Heart of Darkness
Joseph Conrad
A STEP BEYOND
TERM PAPER IDEAS
- Not only does Marlow survive an ordeal and live to tell
the tale, he also thinks his tale needs to be heard. He thus resembles several
similar narrators: Lemuel Gulliver of Gulliver's Travels by Jonathan Swift;
the title character in Samuel Taylor Coleridge's "The Rime of the Ancient
Mariner"; Ishmael in Herman Melville's Moby-Dick. Compare Marlow to
any of these figures, or to a similar narrator.
- Examine the theme of self-restraint, paying particular
attention to the contrast between the manager and Kurtz, and between the
cannibals and the pilgrims.
- The primary narrator says that to Marlow "the meaning
of an episode was not inside like a kernel but outside, enveloping the tale
which brought it out only as a glow brings out a haze"; and further,
"we were fated... to hear about one of Marlow's inconclusive experiences."
How well do these statements describe the story Marlow tells?
- Kurtz's savage mistress and his Intended are linked by
a gesture at the end of the novel. Explain what these two women stand for.
Be sure to consider both their positive and their negative aspects.
- Examine Conrad's use of light/dark and white/black symbolism.
Make sure you include instances where he reverses the expected associations,
as in the "whited sepulchre" of Brussels and the fog that's "more
blinding than the night."
- Analyze Conrad's use of the frame- the device that places
Marlow and his audience before us at the beginning, the end, and (a couple
of times) in the midst of the novel. What function does it serve? Disposing
of the frame would simplify the novel; do you think it would improve it?

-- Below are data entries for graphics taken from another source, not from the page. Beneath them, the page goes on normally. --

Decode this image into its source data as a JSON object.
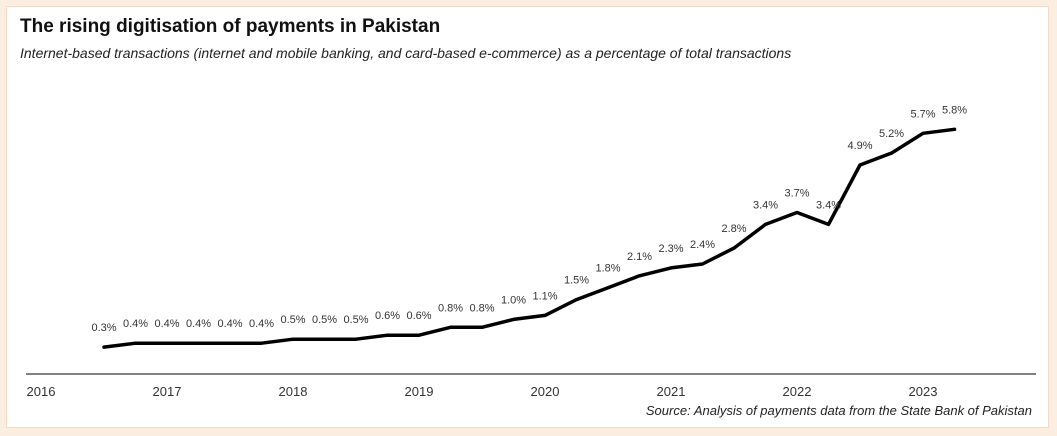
{
  "title": "The rising digitisation of payments in Pakistan",
  "subtitle": "Internet-based transactions (internet and mobile banking, and card-based e-commerce) as a percentage of total transactions",
  "source": "Source: Analysis of payments data from the State Bank of Pakistan",
  "colors": {
    "background": "#fbeee0",
    "card": "#ffffff",
    "line": "#000000",
    "text": "#333333"
  },
  "chart_data": {
    "type": "line",
    "title": "The rising digitisation of payments in Pakistan",
    "xlabel": "",
    "ylabel": "",
    "x_ticks": [
      "2016",
      "2017",
      "2018",
      "2019",
      "2020",
      "2021",
      "2022",
      "2023"
    ],
    "xlim": [
      2016,
      2024
    ],
    "ylim": [
      0,
      6.2
    ],
    "grid": false,
    "legend": "none",
    "series": [
      {
        "x": [
          2016.5,
          2016.75,
          2017.0,
          2017.25,
          2017.5,
          2017.75,
          2018.0,
          2018.25,
          2018.5,
          2018.75,
          2019.0,
          2019.25,
          2019.5,
          2019.75,
          2020.0,
          2020.25,
          2020.5,
          2020.75,
          2021.0,
          2021.25,
          2021.5,
          2021.75,
          2022.0,
          2022.25,
          2022.5,
          2022.75,
          2023.0,
          2023.25
        ],
        "values": [
          0.3,
          0.4,
          0.4,
          0.4,
          0.4,
          0.4,
          0.5,
          0.5,
          0.5,
          0.6,
          0.6,
          0.8,
          0.8,
          1.0,
          1.1,
          1.5,
          1.8,
          2.1,
          2.3,
          2.4,
          2.8,
          3.4,
          3.7,
          3.4,
          4.9,
          5.2,
          5.7,
          5.8
        ],
        "labels": [
          "0.3%",
          "0.4%",
          "0.4%",
          "0.4%",
          "0.4%",
          "0.4%",
          "0.5%",
          "0.5%",
          "0.5%",
          "0.6%",
          "0.6%",
          "0.8%",
          "0.8%",
          "1.0%",
          "1.1%",
          "1.5%",
          "1.8%",
          "2.1%",
          "2.3%",
          "2.4%",
          "2.8%",
          "3.4%",
          "3.7%",
          "3.4%",
          "4.9%",
          "5.2%",
          "5.7%",
          "5.8%"
        ]
      }
    ]
  }
}
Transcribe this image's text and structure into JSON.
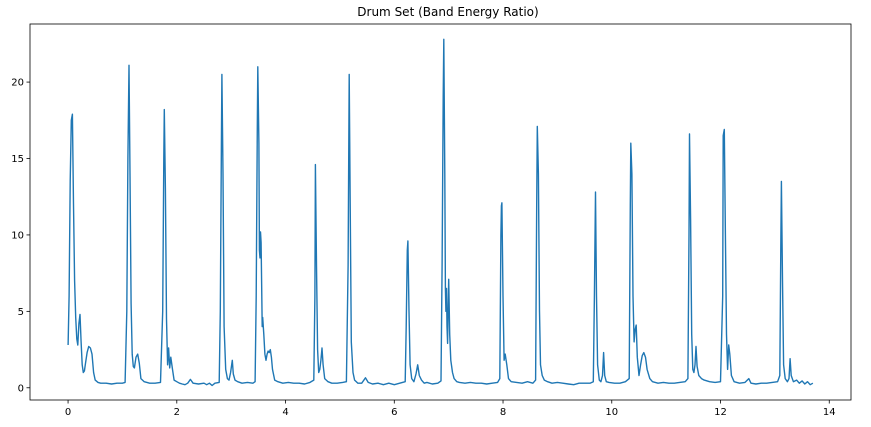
{
  "chart_data": {
    "type": "line",
    "title": "Drum Set (Band Energy Ratio)",
    "xlabel": "",
    "ylabel": "",
    "xlim": [
      -0.7,
      14.4
    ],
    "ylim": [
      -0.8,
      23.8
    ],
    "xticks": [
      0,
      2,
      4,
      6,
      8,
      10,
      12,
      14
    ],
    "yticks": [
      0,
      5,
      10,
      15,
      20
    ],
    "grid": false,
    "legend": "none",
    "series": [
      {
        "color": "#1f77b4",
        "points": [
          [
            0.0,
            2.8
          ],
          [
            0.02,
            6.0
          ],
          [
            0.04,
            13.5
          ],
          [
            0.06,
            17.5
          ],
          [
            0.08,
            17.9
          ],
          [
            0.1,
            12.0
          ],
          [
            0.12,
            7.0
          ],
          [
            0.14,
            4.6
          ],
          [
            0.16,
            3.2
          ],
          [
            0.18,
            2.8
          ],
          [
            0.2,
            4.2
          ],
          [
            0.22,
            4.8
          ],
          [
            0.24,
            3.0
          ],
          [
            0.26,
            1.5
          ],
          [
            0.28,
            1.0
          ],
          [
            0.3,
            1.1
          ],
          [
            0.32,
            1.6
          ],
          [
            0.35,
            2.3
          ],
          [
            0.38,
            2.7
          ],
          [
            0.41,
            2.6
          ],
          [
            0.44,
            2.2
          ],
          [
            0.47,
            1.0
          ],
          [
            0.5,
            0.5
          ],
          [
            0.55,
            0.35
          ],
          [
            0.6,
            0.3
          ],
          [
            0.7,
            0.3
          ],
          [
            0.8,
            0.25
          ],
          [
            0.9,
            0.3
          ],
          [
            1.0,
            0.3
          ],
          [
            1.05,
            0.35
          ],
          [
            1.08,
            5.0
          ],
          [
            1.1,
            15.0
          ],
          [
            1.12,
            21.1
          ],
          [
            1.14,
            14.0
          ],
          [
            1.16,
            5.5
          ],
          [
            1.18,
            2.2
          ],
          [
            1.2,
            1.4
          ],
          [
            1.22,
            1.3
          ],
          [
            1.25,
            2.0
          ],
          [
            1.28,
            2.2
          ],
          [
            1.31,
            1.6
          ],
          [
            1.34,
            0.6
          ],
          [
            1.4,
            0.4
          ],
          [
            1.5,
            0.3
          ],
          [
            1.6,
            0.3
          ],
          [
            1.7,
            0.35
          ],
          [
            1.74,
            5.0
          ],
          [
            1.76,
            15.0
          ],
          [
            1.77,
            18.2
          ],
          [
            1.79,
            13.0
          ],
          [
            1.81,
            4.5
          ],
          [
            1.83,
            1.5
          ],
          [
            1.85,
            2.6
          ],
          [
            1.87,
            1.3
          ],
          [
            1.89,
            2.0
          ],
          [
            1.92,
            1.2
          ],
          [
            1.95,
            0.5
          ],
          [
            2.0,
            0.4
          ],
          [
            2.05,
            0.3
          ],
          [
            2.1,
            0.25
          ],
          [
            2.15,
            0.2
          ],
          [
            2.2,
            0.3
          ],
          [
            2.25,
            0.55
          ],
          [
            2.3,
            0.3
          ],
          [
            2.4,
            0.25
          ],
          [
            2.5,
            0.3
          ],
          [
            2.55,
            0.2
          ],
          [
            2.6,
            0.3
          ],
          [
            2.65,
            0.15
          ],
          [
            2.7,
            0.3
          ],
          [
            2.78,
            0.35
          ],
          [
            2.8,
            5.0
          ],
          [
            2.82,
            16.0
          ],
          [
            2.83,
            20.5
          ],
          [
            2.85,
            14.0
          ],
          [
            2.87,
            4.0
          ],
          [
            2.9,
            1.2
          ],
          [
            2.93,
            0.6
          ],
          [
            2.96,
            0.5
          ],
          [
            2.99,
            1.0
          ],
          [
            3.02,
            1.8
          ],
          [
            3.04,
            0.9
          ],
          [
            3.07,
            0.5
          ],
          [
            3.12,
            0.4
          ],
          [
            3.2,
            0.3
          ],
          [
            3.3,
            0.35
          ],
          [
            3.4,
            0.3
          ],
          [
            3.44,
            0.4
          ],
          [
            3.46,
            6.0
          ],
          [
            3.48,
            17.0
          ],
          [
            3.49,
            21.0
          ],
          [
            3.51,
            16.0
          ],
          [
            3.52,
            9.0
          ],
          [
            3.53,
            8.5
          ],
          [
            3.54,
            10.2
          ],
          [
            3.55,
            9.5
          ],
          [
            3.57,
            4.0
          ],
          [
            3.58,
            4.6
          ],
          [
            3.6,
            3.5
          ],
          [
            3.62,
            2.2
          ],
          [
            3.64,
            1.8
          ],
          [
            3.66,
            2.2
          ],
          [
            3.68,
            2.4
          ],
          [
            3.7,
            2.3
          ],
          [
            3.72,
            2.5
          ],
          [
            3.74,
            2.0
          ],
          [
            3.76,
            1.2
          ],
          [
            3.8,
            0.5
          ],
          [
            3.86,
            0.4
          ],
          [
            3.95,
            0.3
          ],
          [
            4.05,
            0.35
          ],
          [
            4.15,
            0.3
          ],
          [
            4.25,
            0.3
          ],
          [
            4.35,
            0.25
          ],
          [
            4.45,
            0.35
          ],
          [
            4.52,
            0.5
          ],
          [
            4.54,
            6.0
          ],
          [
            4.55,
            14.6
          ],
          [
            4.57,
            8.0
          ],
          [
            4.59,
            2.5
          ],
          [
            4.61,
            1.0
          ],
          [
            4.63,
            1.2
          ],
          [
            4.65,
            1.8
          ],
          [
            4.67,
            2.6
          ],
          [
            4.69,
            1.5
          ],
          [
            4.72,
            0.6
          ],
          [
            4.78,
            0.4
          ],
          [
            4.85,
            0.3
          ],
          [
            4.95,
            0.3
          ],
          [
            5.05,
            0.35
          ],
          [
            5.12,
            0.4
          ],
          [
            5.15,
            8.0
          ],
          [
            5.17,
            20.5
          ],
          [
            5.19,
            12.0
          ],
          [
            5.21,
            3.0
          ],
          [
            5.24,
            1.0
          ],
          [
            5.27,
            0.5
          ],
          [
            5.33,
            0.3
          ],
          [
            5.4,
            0.3
          ],
          [
            5.47,
            0.65
          ],
          [
            5.52,
            0.35
          ],
          [
            5.6,
            0.25
          ],
          [
            5.7,
            0.3
          ],
          [
            5.8,
            0.2
          ],
          [
            5.9,
            0.3
          ],
          [
            6.0,
            0.2
          ],
          [
            6.1,
            0.3
          ],
          [
            6.2,
            0.4
          ],
          [
            6.22,
            4.0
          ],
          [
            6.24,
            9.0
          ],
          [
            6.25,
            9.6
          ],
          [
            6.27,
            5.0
          ],
          [
            6.29,
            1.5
          ],
          [
            6.32,
            0.6
          ],
          [
            6.36,
            0.4
          ],
          [
            6.4,
            0.9
          ],
          [
            6.43,
            1.5
          ],
          [
            6.46,
            0.8
          ],
          [
            6.5,
            0.5
          ],
          [
            6.55,
            0.3
          ],
          [
            6.6,
            0.35
          ],
          [
            6.7,
            0.25
          ],
          [
            6.8,
            0.3
          ],
          [
            6.86,
            0.45
          ],
          [
            6.88,
            8.0
          ],
          [
            6.9,
            19.0
          ],
          [
            6.91,
            22.8
          ],
          [
            6.93,
            14.0
          ],
          [
            6.94,
            6.5
          ],
          [
            6.95,
            5.0
          ],
          [
            6.96,
            6.5
          ],
          [
            6.97,
            4.0
          ],
          [
            6.98,
            2.9
          ],
          [
            6.99,
            5.0
          ],
          [
            7.0,
            7.1
          ],
          [
            7.02,
            3.5
          ],
          [
            7.04,
            1.8
          ],
          [
            7.07,
            1.0
          ],
          [
            7.1,
            0.6
          ],
          [
            7.15,
            0.4
          ],
          [
            7.2,
            0.35
          ],
          [
            7.3,
            0.3
          ],
          [
            7.4,
            0.35
          ],
          [
            7.5,
            0.3
          ],
          [
            7.6,
            0.3
          ],
          [
            7.7,
            0.25
          ],
          [
            7.8,
            0.3
          ],
          [
            7.9,
            0.35
          ],
          [
            7.94,
            0.6
          ],
          [
            7.96,
            10.0
          ],
          [
            7.97,
            11.9
          ],
          [
            7.98,
            12.1
          ],
          [
            8.0,
            6.0
          ],
          [
            8.02,
            1.8
          ],
          [
            8.04,
            2.2
          ],
          [
            8.07,
            1.5
          ],
          [
            8.1,
            0.6
          ],
          [
            8.15,
            0.4
          ],
          [
            8.25,
            0.35
          ],
          [
            8.35,
            0.3
          ],
          [
            8.45,
            0.4
          ],
          [
            8.55,
            0.3
          ],
          [
            8.6,
            0.5
          ],
          [
            8.62,
            12.0
          ],
          [
            8.63,
            17.1
          ],
          [
            8.65,
            14.0
          ],
          [
            8.67,
            5.0
          ],
          [
            8.69,
            1.5
          ],
          [
            8.72,
            0.8
          ],
          [
            8.76,
            0.5
          ],
          [
            8.82,
            0.4
          ],
          [
            8.9,
            0.3
          ],
          [
            9.0,
            0.35
          ],
          [
            9.1,
            0.3
          ],
          [
            9.2,
            0.25
          ],
          [
            9.3,
            0.2
          ],
          [
            9.4,
            0.3
          ],
          [
            9.5,
            0.3
          ],
          [
            9.6,
            0.3
          ],
          [
            9.66,
            0.4
          ],
          [
            9.68,
            6.0
          ],
          [
            9.7,
            12.8
          ],
          [
            9.72,
            6.0
          ],
          [
            9.74,
            1.5
          ],
          [
            9.77,
            0.5
          ],
          [
            9.8,
            0.4
          ],
          [
            9.83,
            0.8
          ],
          [
            9.85,
            2.3
          ],
          [
            9.87,
            0.8
          ],
          [
            9.9,
            0.4
          ],
          [
            9.95,
            0.35
          ],
          [
            10.05,
            0.3
          ],
          [
            10.15,
            0.3
          ],
          [
            10.25,
            0.4
          ],
          [
            10.32,
            0.6
          ],
          [
            10.34,
            12.0
          ],
          [
            10.35,
            16.0
          ],
          [
            10.37,
            14.0
          ],
          [
            10.39,
            6.0
          ],
          [
            10.41,
            3.0
          ],
          [
            10.43,
            3.8
          ],
          [
            10.45,
            4.1
          ],
          [
            10.47,
            2.0
          ],
          [
            10.5,
            0.8
          ],
          [
            10.53,
            1.5
          ],
          [
            10.56,
            2.1
          ],
          [
            10.59,
            2.3
          ],
          [
            10.62,
            2.0
          ],
          [
            10.65,
            1.2
          ],
          [
            10.7,
            0.6
          ],
          [
            10.75,
            0.4
          ],
          [
            10.85,
            0.3
          ],
          [
            10.95,
            0.35
          ],
          [
            11.05,
            0.3
          ],
          [
            11.15,
            0.3
          ],
          [
            11.25,
            0.35
          ],
          [
            11.35,
            0.4
          ],
          [
            11.4,
            0.6
          ],
          [
            11.42,
            10.0
          ],
          [
            11.43,
            16.6
          ],
          [
            11.45,
            11.0
          ],
          [
            11.47,
            3.5
          ],
          [
            11.49,
            1.2
          ],
          [
            11.51,
            1.0
          ],
          [
            11.53,
            1.5
          ],
          [
            11.55,
            2.7
          ],
          [
            11.57,
            1.4
          ],
          [
            11.6,
            0.8
          ],
          [
            11.65,
            0.6
          ],
          [
            11.7,
            0.5
          ],
          [
            11.8,
            0.4
          ],
          [
            11.9,
            0.35
          ],
          [
            12.0,
            0.4
          ],
          [
            12.04,
            6.0
          ],
          [
            12.05,
            16.5
          ],
          [
            12.07,
            16.9
          ],
          [
            12.09,
            10.0
          ],
          [
            12.11,
            3.5
          ],
          [
            12.13,
            1.2
          ],
          [
            12.15,
            2.8
          ],
          [
            12.17,
            2.2
          ],
          [
            12.2,
            0.8
          ],
          [
            12.25,
            0.4
          ],
          [
            12.35,
            0.3
          ],
          [
            12.45,
            0.35
          ],
          [
            12.52,
            0.6
          ],
          [
            12.56,
            0.3
          ],
          [
            12.65,
            0.25
          ],
          [
            12.75,
            0.3
          ],
          [
            12.85,
            0.3
          ],
          [
            12.95,
            0.35
          ],
          [
            13.05,
            0.4
          ],
          [
            13.09,
            0.8
          ],
          [
            13.11,
            10.0
          ],
          [
            13.12,
            13.5
          ],
          [
            13.14,
            7.0
          ],
          [
            13.16,
            1.5
          ],
          [
            13.19,
            0.6
          ],
          [
            13.23,
            0.4
          ],
          [
            13.26,
            0.6
          ],
          [
            13.28,
            1.9
          ],
          [
            13.3,
            0.8
          ],
          [
            13.34,
            0.4
          ],
          [
            13.4,
            0.5
          ],
          [
            13.45,
            0.3
          ],
          [
            13.5,
            0.45
          ],
          [
            13.55,
            0.25
          ],
          [
            13.6,
            0.4
          ],
          [
            13.65,
            0.2
          ],
          [
            13.7,
            0.3
          ]
        ]
      }
    ]
  }
}
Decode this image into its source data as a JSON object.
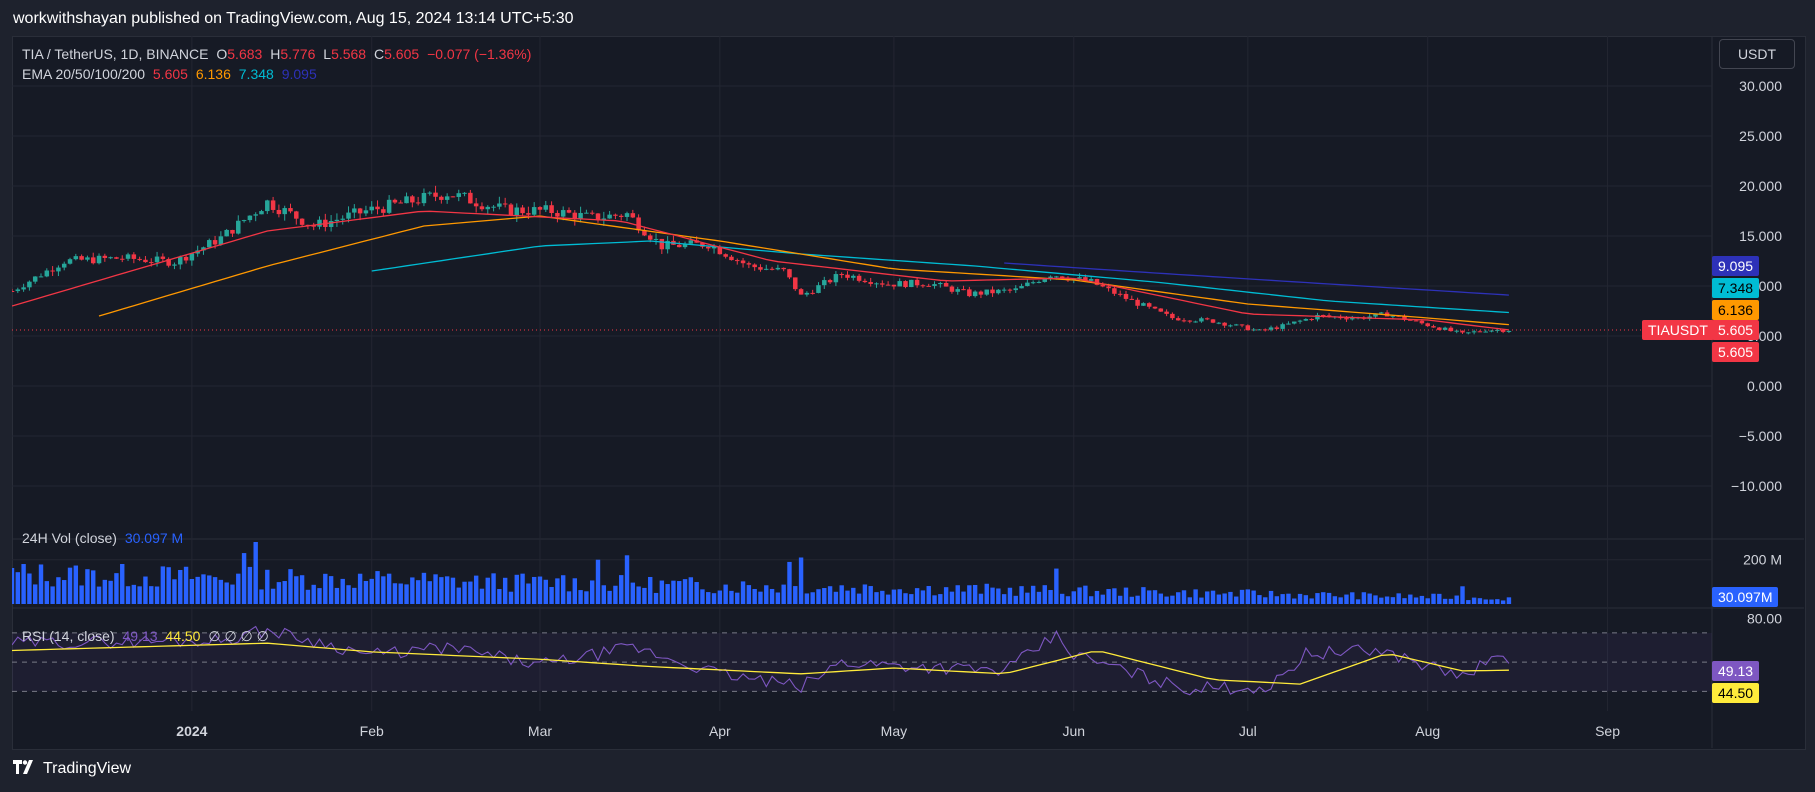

- "And this also has been one of the dark places of
the earth." Before his main tale, Marlow speculates about what it would
have been like for a Roman sailing into the wilderness of England 1900 years
earlier. Relate this opening monologue to the rest of the novel.
- Throughout his tale Marlow treats the jungle as if it
were another character in his story: "The high stillness confronted
these two figures with its ominous patience, waiting for the passing away
of a fantastic invasion" (II, 1); "It looked at you with a vengeful
aspect" (II, 2). This technique of giving human characteristics to
something inhuman is called personification. Examine Conrad's personification
of the jungle. What effects does he achieve with it?
- Examine the attitude of the various characters toward
Kurtz: the chief accountant, the brickmaker, the manager, the Russian, the
Intended. Trace the way Marlow's initial conception of Kurtz changes into
ultimate knowledge.
- Explain why the choice between loyalty to Kurtz or to
the manager is "a choice of nightmares" for Marlow, and why he
chooses to be loyal to the more obviously evil of the two men.